Seketika Guru Besar itu minta Sidang ditunda. Ia meminta promovendus mengulang salam, karena tahu bahwa yang bersangkutan, maupun peserta sidang seluruhnya adalah Muslim.
Salam “lintas agama” ini menjadi budaya yang dikembangkan dan disosialisasikan. Kadang tidak sesuai tempat. Bahkan bagi para pejabat seolah wajib untuk bersalam seperti ini. Padahal hal tersebut tidak memiliki landasan aturan yang jelas.
Nampaknya ada ketakutan baru jika tidak bersalam lengkap seperti itu, maka akan dianggap intoleran, fanatik, bahkan radikal.
Salam seperti itu berdampak pada keimanan karena berkaitan dengan keyakinan dan tanggung jawab ketuhanan. Bagi Muslim, ada syariat yang bisa berkategori haram, halal atau syubhat. Memasuki domain keyakinan orang lain, bukan hal ringan. Ada konsekuensi keyakinan pada masing-masingnya.

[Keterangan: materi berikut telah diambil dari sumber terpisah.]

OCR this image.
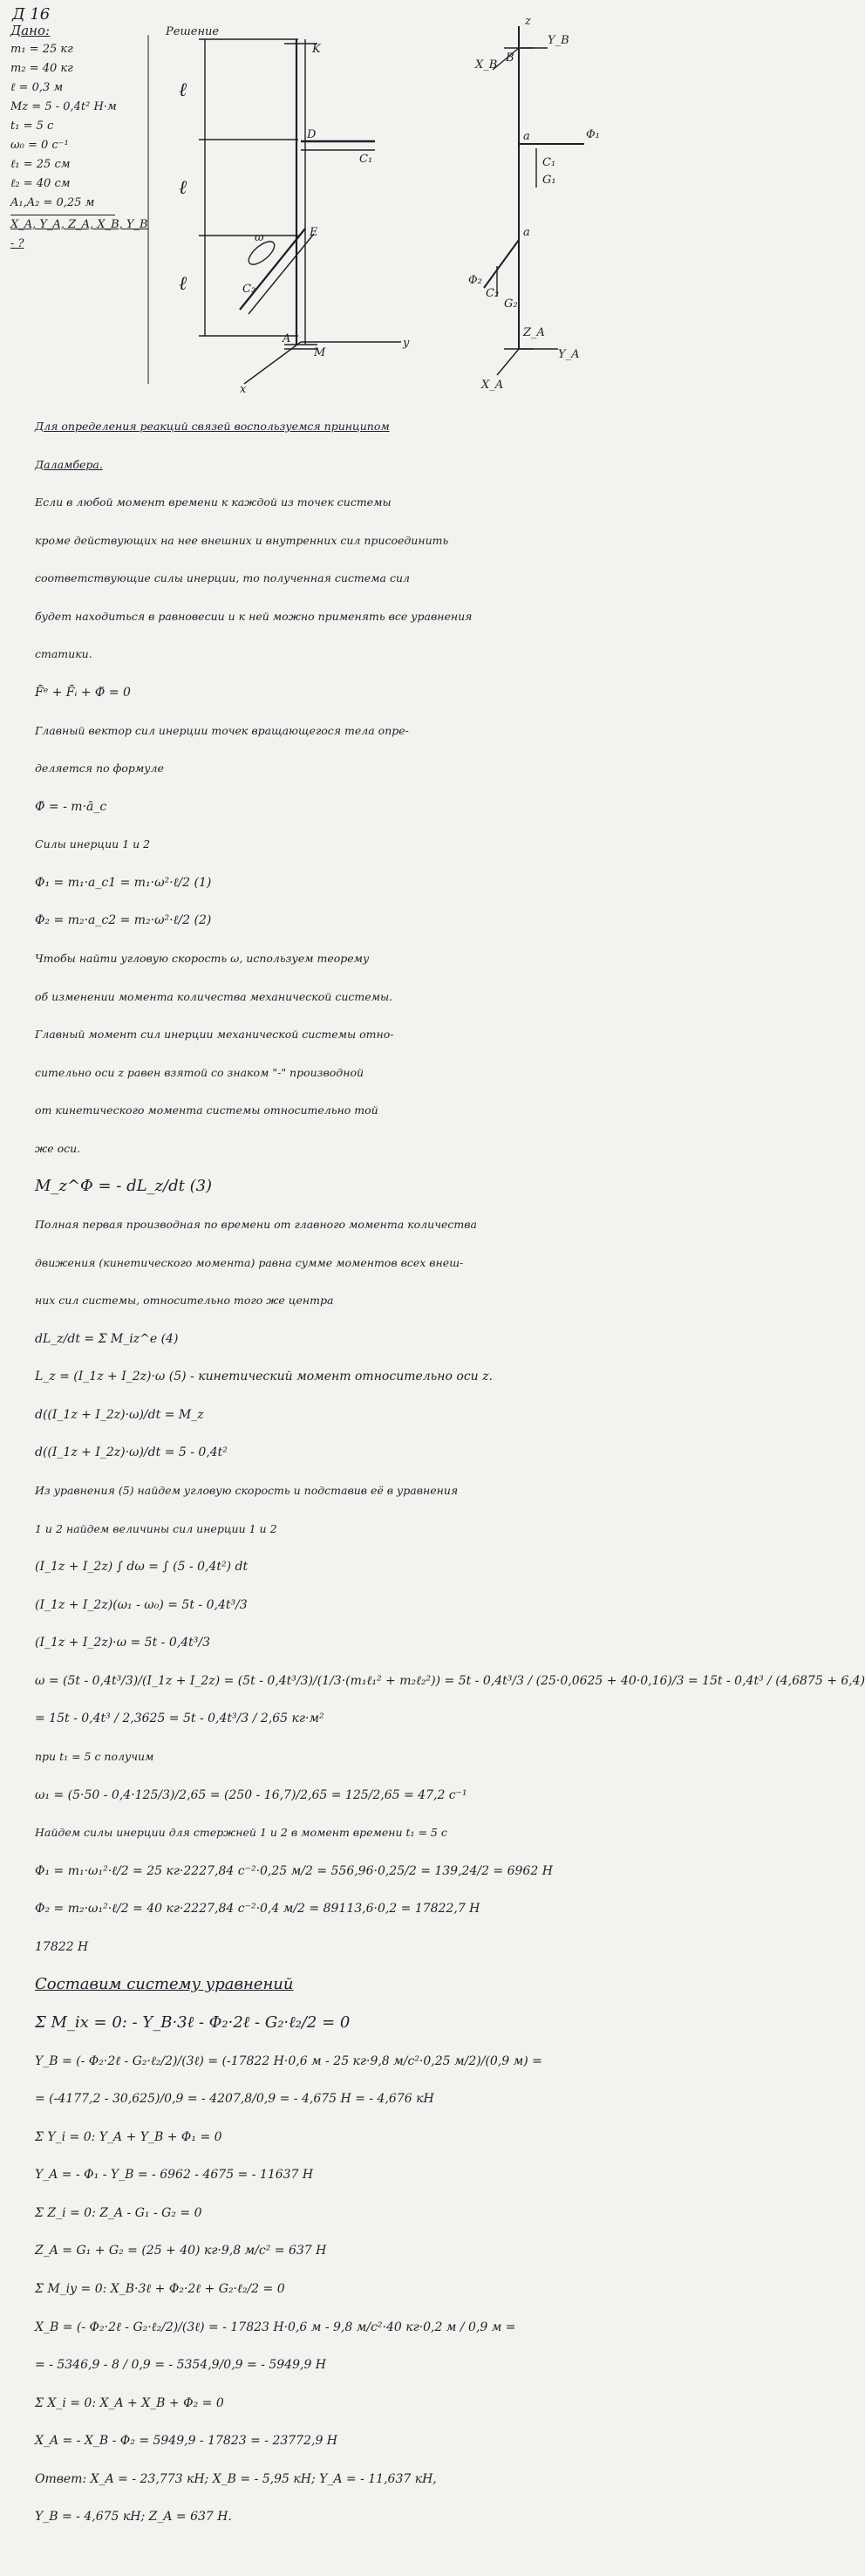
Д 16
Дано:
m₁ = 25 кг
m₂ = 40 кг
ℓ = 0,3 м
Mz = 5 - 0,4t² Н·м
t₁ = 5 с
ω₀ = 0 с⁻¹
ℓ₁ = 25 см
ℓ₂ = 40 см
A₁,A₂ = 0,25 м
X_A, Y_A, Z_A, X_B, Y_B - ?
Решение
K
D
E
A
C₁
C₂
ℓ
ℓ
ℓ
M
y
x
ω
z
Y_B
X_B
B
Φ₁
C₁
G₁
Φ₂
C₂
G₂
Y_A
X_A
Z_A
a
a
Для определения реакций связей воспользуемся принципом
Даламбера.
Если в любой момент времени к каждой из точек системы
кроме действующих на нее внешних и внутренних сил присоединить
соответствующие силы инерции, то полученная система сил
будет находиться в равновесии и к ней можно применять все уравнения
статики.
F̄ᵉ + F̄ᵢ + Φ̄ = 0
Главный вектор сил инерции точек вращающегося тела опре-
деляется по формуле
Φ̄ = - m·ā_c
Силы инерции 1 и 2
Φ₁ = m₁·a_c1 = m₁·ω²·ℓ/2 (1)
Φ₂ = m₂·a_c2 = m₂·ω²·ℓ/2 (2)
Чтобы найти угловую скорость ω, используем теорему
об изменении момента количества механической системы.
Главный момент сил инерции механической системы отно-
сительно оси z равен взятой со знаком "-" производной
от кинетического момента системы относительно той
же оси.
M_z^Φ = - dL_z/dt (3)
Полная первая производная по времени от главного момента количества
движения (кинетического момента) равна сумме моментов всех внеш-
них сил системы, относительно того же центра
dL_z/dt = Σ M_iz^e (4)
L_z = (I_1z + I_2z)·ω (5) - кинетический момент относительно оси z.
d((I_1z + I_2z)·ω)/dt = M_z
d((I_1z + I_2z)·ω)/dt = 5 - 0,4t²
Из уравнения (5) найдем угловую скорость и подставив её в уравнения
1 и 2 найдем величины сил инерции 1 и 2
(I_1z + I_2z) ∫ dω = ∫ (5 - 0,4t²) dt
(I_1z + I_2z)(ω₁ - ω₀) = 5t - 0,4t³/3
(I_1z + I_2z)·ω = 5t - 0,4t³/3
ω = (5t - 0,4t³/3)/(I_1z + I_2z) = (5t - 0,4t³/3)/(1/3·(m₁ℓ₁² + m₂ℓ₂²)) = 5t - 0,4t³/3 / (25·0,0625 + 40·0,16)/3 = 15t - 0,4t³ / (4,6875 + 6,4)
= 15t - 0,4t³ / 2,3625 = 5t - 0,4t³/3 / 2,65 кг·м²
при t₁ = 5 с получим
ω₁ = (5·50 - 0,4·125/3)/2,65 = (250 - 16,7)/2,65 = 125/2,65 = 47,2 с⁻¹
Найдем силы инерции для стержней 1 и 2 в момент времени t₁ = 5 с
Φ₁ = m₁·ω₁²·ℓ/2 = 25 кг·2227,84 с⁻²·0,25 м/2 = 556,96·0,25/2 = 139,24/2 = 6962 Н
Φ₂ = m₂·ω₁²·ℓ/2 = 40 кг·2227,84 с⁻²·0,4 м/2 = 89113,6·0,2 = 17822,7 Н
17822 Н
Составим систему уравнений
Σ M_ix = 0: - Y_B·3ℓ - Φ₂·2ℓ - G₂·ℓ₂/2 = 0
Y_B = (- Φ₂·2ℓ - G₂·ℓ₂/2)/(3ℓ) = (-17822 Н·0,6 м - 25 кг·9,8 м/с²·0,25 м/2)/(0,9 м) =
= (-4177,2 - 30,625)/0,9 = - 4207,8/0,9 = - 4,675 Н = - 4,676 кН
Σ Y_i = 0: Y_A + Y_B + Φ₁ = 0
Y_A = - Φ₁ - Y_B = - 6962 - 4675 = - 11637 Н
Σ Z_i = 0: Z_A - G₁ - G₂ = 0
Z_A = G₁ + G₂ = (25 + 40) кг·9,8 м/с² = 637 Н
Σ M_iy = 0: X_B·3ℓ + Φ₂·2ℓ + G₂·ℓ₂/2 = 0
X_B = (- Φ₂·2ℓ - G₂·ℓ₂/2)/(3ℓ) = - 17823 Н·0,6 м - 9,8 м/с²·40 кг·0,2 м / 0,9 м =
= - 5346,9 - 8 / 0,9 = - 5354,9/0,9 = - 5949,9 Н
Σ X_i = 0: X_A + X_B + Φ₂ = 0
X_A = - X_B - Φ₂ = 5949,9 - 17823 = - 23772,9 Н
Ответ: X_A = - 23,773 кН; X_B = - 5,95 кН; Y_A = - 11,637 кН,
Y_B = - 4,675 кН; Z_A = 637 Н.
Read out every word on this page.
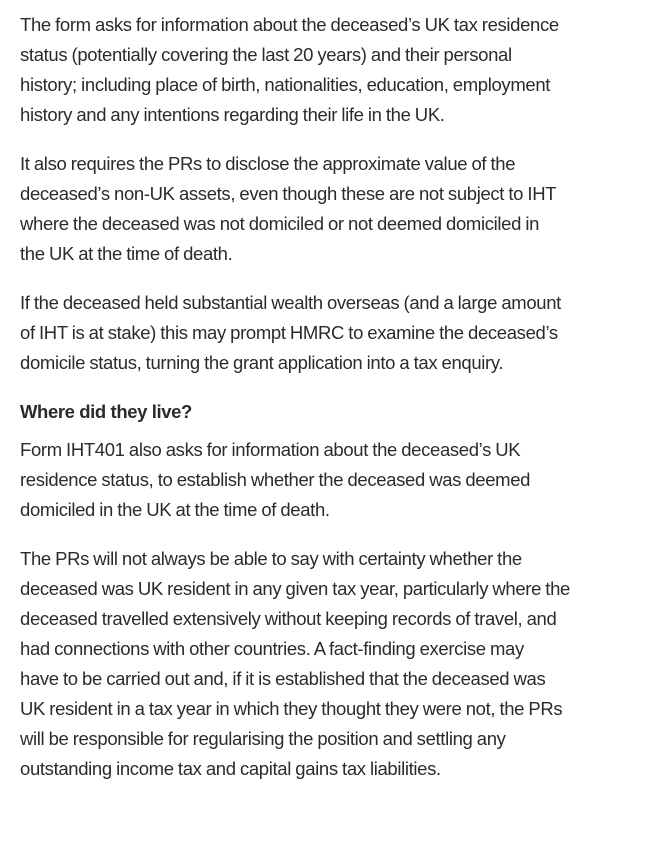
The form asks for information about the deceased’s UK tax residence
status (potentially covering the last 20 years) and their personal
history; including place of birth, nationalities, education, employment
history and any intentions regarding their life in the UK.

It also requires the PRs to disclose the approximate value of the
deceased’s non-UK assets, even though these are not subject to IHT
where the deceased was not domiciled or not deemed domiciled in
the UK at the time of death.

If the deceased held substantial wealth overseas (and a large amount
of IHT is at stake) this may prompt HMRC to examine the deceased’s
domicile status, turning the grant application into a tax enquiry.

Where did they live?

Form IHT401 also asks for information about the deceased’s UK
residence status, to establish whether the deceased was deemed
domiciled in the UK at the time of death.

The PRs will not always be able to say with certainty whether the
deceased was UK resident in any given tax year, particularly where the
deceased travelled extensively without keeping records of travel, and
had connections with other countries. A fact-finding exercise may
have to be carried out and, if it is established that the deceased was
UK resident in a tax year in which they thought they were not, the PRs
will be responsible for regularising the position and settling any
outstanding income tax and capital gains tax liabilities.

Toleransi bukanlah mencampuradukkan semua simbol agama. Konsepsi dasarnya adalah masing-masing berjalan pada rel ajarannya. Menghormati akan adanya perbedaan bukan dengan memaksakan persamaan atau menyatukan. Inilah yang salah dalam menerapkan makna toleransi kini di negeri ini.
Dalam kaitan “ikut-ikutan” maka ajaran Islam menggaris bawahi prinsip dalam hadits: “man tasyabbaha biqaumin fahuwa minhum” (barangsiapa ikut-ikutan pada budaya suatu kaum, maka ia adalah bagian dari kaum itu).
Oleh karenanya budaya ikut-ikutan tanpa dalil yang mendasarinya merupakan perilaku buruk dan terlarang.
Tasyabbuh atau budaya ikut-ikutan dapat membahayakan keimanan jika yang diikuti itu adalah ritual atau dogma keyakinan umat lain. Membahayakan pikiran atau mindset ketika yang diikuti dapat membalikkan akal sehat, seperti toleransi yang dimaknai sinkretisme. Dapat juga membahayakan karakter atau kepribadian dimana identitas diri menjadi hilang. Muslim yang menjadi bukan Muslim.
Karenanya salam lintas agama yang dibudayakan massif, baik kepada institusi birokrasi maupun komunitas publik dengan tanpa memperhatikan penghormatan pada perbedaan keyakinan, akan menjadi langkah kontra produktif dan rentan perpecahan. Pemaksaan sistematis adalah upaya yang tidak sehat.
Setop sinkretisme salam dari shalom hingga namo buddhaya. Hindari mencampurkan baurkan salam sejahtera dengan om swastyastu. Demi kebajikan bangsa maka tempatkanlah salam keagamaan pada proporsinya.
Wassalamu ‘alaikum warahmatullaahi wabarakaatuh.